A gay, festive spirit prevailed at the Stonewall Jackson Hotel as the crowd gathered to hear and greet Senator Kennedy. It's a rare occasion that a political speaker has had an ovation from a local hotel lobby crowd, but Senator Kennedy, one of America's most outstanding leaders, got that ovation as he left the elevator and headed for a waiting bus to go to the Continental glass plant here for a tour among workers.

Monday's events served only as the beginning of pre-primary activities in the Humphrey-Kennedy political battle. The prediction of this writer is that this Presidential scrap will overshadow any other developments in the West Virginia political campaign. The respective forces are enthusiastic and they will work diligently for the success of their candidates.

West Pike Street, Clarksburg, will be eyed by every resident of the Nation who is interested in politics, within the ensuing two weeks. The sparks for the campaign fire are burning, and it will be a great blaze before the May 10 West Virginia primary.

Mrs. Humphrey Cuts Ribbon At Headquarters

Before an enthusiastic crowd at the Humphrey-for-President campaign headquarters last night, Mrs. Muriel Humphrey cut the blue ribbon that announced the formal opening of Senator Humphrey's West Virginia office.

More than three hundred friends and neighbors from the Harrison County community dropped in to visit with Mrs. Humphrey over coffee and donuts. And most of the crowd had a chance to chat informally with Mrs. Humphrey over the course of the evening.

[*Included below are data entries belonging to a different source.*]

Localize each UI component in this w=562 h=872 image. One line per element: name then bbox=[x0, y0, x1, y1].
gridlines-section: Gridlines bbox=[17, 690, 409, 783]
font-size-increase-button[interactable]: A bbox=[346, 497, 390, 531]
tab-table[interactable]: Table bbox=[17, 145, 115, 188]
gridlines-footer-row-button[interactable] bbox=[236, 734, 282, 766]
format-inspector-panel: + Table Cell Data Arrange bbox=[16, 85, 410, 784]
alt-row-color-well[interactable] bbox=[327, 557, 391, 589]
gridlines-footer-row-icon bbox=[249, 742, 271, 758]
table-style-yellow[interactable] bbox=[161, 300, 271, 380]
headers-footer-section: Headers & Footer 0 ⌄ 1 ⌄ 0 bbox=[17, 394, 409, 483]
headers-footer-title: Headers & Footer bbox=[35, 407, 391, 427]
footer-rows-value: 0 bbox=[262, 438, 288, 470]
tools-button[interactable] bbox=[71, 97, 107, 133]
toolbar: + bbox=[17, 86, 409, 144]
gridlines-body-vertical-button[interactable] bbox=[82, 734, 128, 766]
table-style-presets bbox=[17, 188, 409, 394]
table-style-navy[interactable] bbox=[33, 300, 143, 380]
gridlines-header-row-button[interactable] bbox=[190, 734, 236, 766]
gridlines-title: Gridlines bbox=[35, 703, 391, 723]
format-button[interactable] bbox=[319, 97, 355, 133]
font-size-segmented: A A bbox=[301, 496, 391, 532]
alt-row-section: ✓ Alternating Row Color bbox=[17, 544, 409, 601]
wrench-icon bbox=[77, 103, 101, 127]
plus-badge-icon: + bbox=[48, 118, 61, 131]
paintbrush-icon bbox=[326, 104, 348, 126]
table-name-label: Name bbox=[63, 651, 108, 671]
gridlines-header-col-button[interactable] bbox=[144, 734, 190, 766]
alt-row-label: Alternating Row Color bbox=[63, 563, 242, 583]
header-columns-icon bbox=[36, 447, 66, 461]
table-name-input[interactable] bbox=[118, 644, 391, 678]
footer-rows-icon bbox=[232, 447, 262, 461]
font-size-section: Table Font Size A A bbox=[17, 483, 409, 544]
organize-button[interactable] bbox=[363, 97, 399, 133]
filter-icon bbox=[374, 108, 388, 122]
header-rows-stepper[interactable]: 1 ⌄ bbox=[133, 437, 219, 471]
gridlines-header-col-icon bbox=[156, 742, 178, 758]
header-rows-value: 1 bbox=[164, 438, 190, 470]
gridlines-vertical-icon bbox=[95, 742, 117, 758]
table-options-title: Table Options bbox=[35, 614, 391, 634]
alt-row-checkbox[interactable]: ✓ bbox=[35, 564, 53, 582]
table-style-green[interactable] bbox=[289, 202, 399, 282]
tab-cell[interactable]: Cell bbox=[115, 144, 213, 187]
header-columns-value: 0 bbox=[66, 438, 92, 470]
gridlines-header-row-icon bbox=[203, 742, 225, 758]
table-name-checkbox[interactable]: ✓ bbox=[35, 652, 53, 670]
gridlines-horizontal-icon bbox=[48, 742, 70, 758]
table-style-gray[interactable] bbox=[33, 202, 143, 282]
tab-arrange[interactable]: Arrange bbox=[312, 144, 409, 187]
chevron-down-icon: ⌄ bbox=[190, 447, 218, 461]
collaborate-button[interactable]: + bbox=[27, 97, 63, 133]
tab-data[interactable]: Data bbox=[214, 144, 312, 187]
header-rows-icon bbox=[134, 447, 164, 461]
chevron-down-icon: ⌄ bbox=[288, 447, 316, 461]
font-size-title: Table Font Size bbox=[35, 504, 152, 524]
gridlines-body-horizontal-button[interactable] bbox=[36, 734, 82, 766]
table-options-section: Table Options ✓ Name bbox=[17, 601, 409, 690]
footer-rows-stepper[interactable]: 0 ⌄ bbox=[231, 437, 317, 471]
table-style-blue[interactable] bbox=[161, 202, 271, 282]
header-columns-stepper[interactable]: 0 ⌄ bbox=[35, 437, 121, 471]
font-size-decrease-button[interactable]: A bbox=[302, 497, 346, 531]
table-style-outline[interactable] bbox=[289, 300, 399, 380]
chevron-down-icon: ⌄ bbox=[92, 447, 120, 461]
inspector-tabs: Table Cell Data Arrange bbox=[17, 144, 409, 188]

Ladies of the Harrison County Democratic Committee served as hostesses for the Pike Street event.

Mrs. Humphrey apparently made a very convincing impression on the Harrison County people with whom she spoke. "She's such a wonderful person," and "Doesn't she have a warm and friendly smile?" were among the comments most often heard.

Mrs. Humphrey, however, was not the only representative of her family to attend the reception. Douglas Humphrey, 12 years old, was on hand to distribute some of his Senator father's campaign pamphlets. Senator Humphrey has often referred to his son Douglas as "the most effective campaigner on the staff."

Mrs. Humphrey arrived in Clarksburg shortly before 6 o'clock last evening. In addition to appearing at the reception, Mrs. Humphrey addressed the Candidates' Meeting sponsored by the Harrison County Women's Democratic Club.

Serving as junior hostesses at the Humphrey reception were the Misses Barbara Minehart, Mary Kaye Minehart, Linda Holden and Susie Woolard. Junior host for the affair was Master Robert Berman.

Humphrey, Kennedy Races Presented to Country Club

Approximately 100 persons present Monday night at the Harrison County Courthouse for a meeting of the Harrison County Democratic Women's Club heard pleas for the presidential campaigns of both U. S. Senators Hubert H. Humphrey and U. S. Senator John F. Kennedy.

Mrs. Humphrey, the Senator's wife, explained why he wants to become President, told of his travels, his work for the Democrats and for the nation. She also gave the background of the Humphrey family life.

Former Prosecuting Attorney J. Philip Clifford presented the case for U. S. Senator Jack Kennedy, who had been a Clarksburg visitor earlier in the day. Clifford spoke eloquently and with conviction as he pleaded the Kennedy case.

Circuit Clerk Raymond C. Wolfe and County Clerk Harley A. Wolfe gave explanations for new voters and for absentee voters and conducted a question and answer session on voting.

Mrs. Mirth D. Kuhl, president of the club, presided.

A number of state and local candidates were introduced.

Among the candidates here for meetings Monday was C. Donald Robertson, who is seeking the Democratic nomination for Attorney General. Robertson has spent most of the past month visiting other parts of the state.